Table 3: ZeGlobalTox Predictivity. Specificity (TN/(TN+FP), Sensitivity TP/(TP+FN), Accuracy (TP+TN)/(TP+TN+FP+FN); PPV: TP/(TP+FP); NPV: TN/(TN+FN). PPV: positive predictive value, NPV: negative predictive value, TN: true negative, TP: true positive, FN: false negative, FP: false positive.

This validation project highlights the predictive value of the combined ZeGlobalTox assay when assessing a relatively small compound set – see here for the full compound set. Further exploitation of ZeGlobalTox could have a large impact on the number of animals used in toxicity studies. A traditional in vivo single-organ test is conducted, on average, with a group of 20 rodents or dogs per tested drug, resulting in up to 60 animals being used to test neuro-, cardiac- and hepatoxicity of each drug.

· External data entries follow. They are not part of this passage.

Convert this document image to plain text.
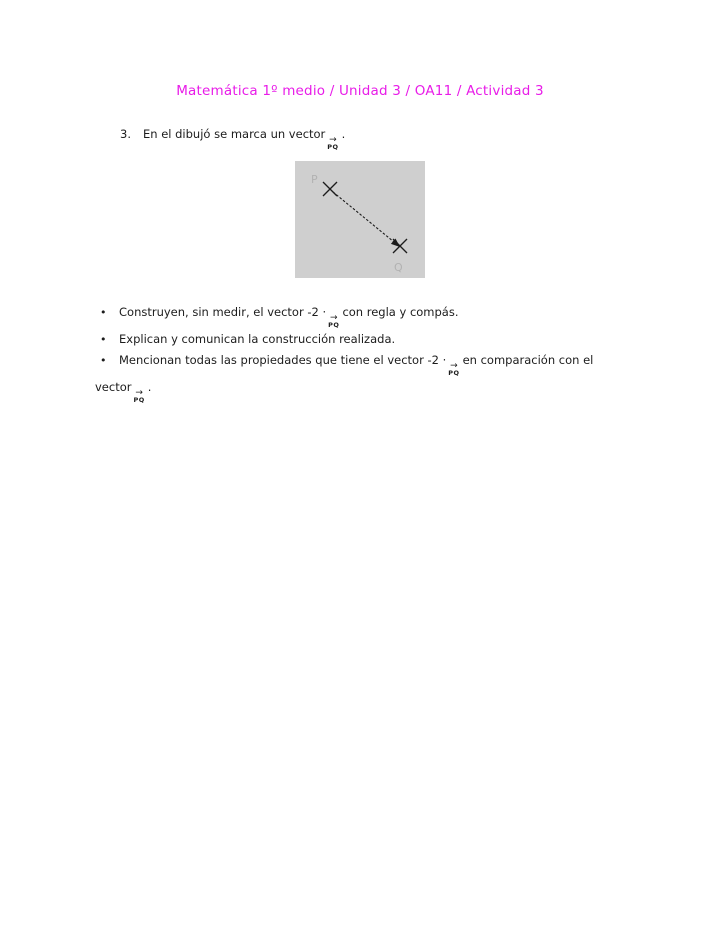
Matemática 1º medio / Unidad 3 / OA11 / Actividad 3
3.	En el dibujó se marca un vector →
PQ
.
P
Q
•	Construyen, sin medir, el vector -2 · →
PQ
con regla y compás.
•	Explican y comunican la construcción realizada.
•	Mencionan todas las propiedades que tiene el vector -2 · →
PQ
en comparación con el
vector →
PQ
.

Using ZeGlobalTox, it is possible to reduce this number to a third, plus zebrafish is a non-protected animal when used under 5 dpf (EU Directive 2010/63/EU). The optimization of multiple physiological parameters included in ZeGlobalTox, either by using ZeCardio® software (also developed as a result of a collaboration identified through CRACK IT Solutions – see here) or adapting already available technologies, such as DanioVisionTM, from Noldus, has contributed to improving the utility and usability of ZeGlobalTox, making it easier for wider adoption of end-users.

The first version of the ZeGlobalTox technologies has been commercialised and is already being used by Dompé Farmaceutici S.p.A. and a research group at Qatar University, to better characterise the toxicological profile of their compounds. This demonstrates the interest of both academia and private industries, key market segments for ZeClinics. Moreover, the company is in advanced negotiations with several other potential clients. 

ZeClinics is continuing to develop and expand the technology by exploring further options for automation to improve throughput and exploring the methodology as a tool for efficacy studies in the fields of neuro- and cardioprotection. This includes the introduction of more complex behavioural phenotypes and in-house drug discovery projects to identify natural substances with protective effects.

Importantly, the initial work done under the CRACK IT program, has helped ZeClinics to raise several other public non-dilutive grants, including the most ambitious European grant for SMEs, the SME Instrument Phase 2, with €1.87m for developing a fully-automated version of the ZeCardio high-throughput cardiotoxicity screen. 

Publications and presentations

Publication

  • Cornet C, Calzolari S, Miñana-Prieto R, et al. (2017). ZeGlobalTox: An Innovative Approach to Address Organ Drug Toxicity Using Zebrafish. Int. J. Mol. Sci. 18(4): 864; doi:10.3390/ijms18040864.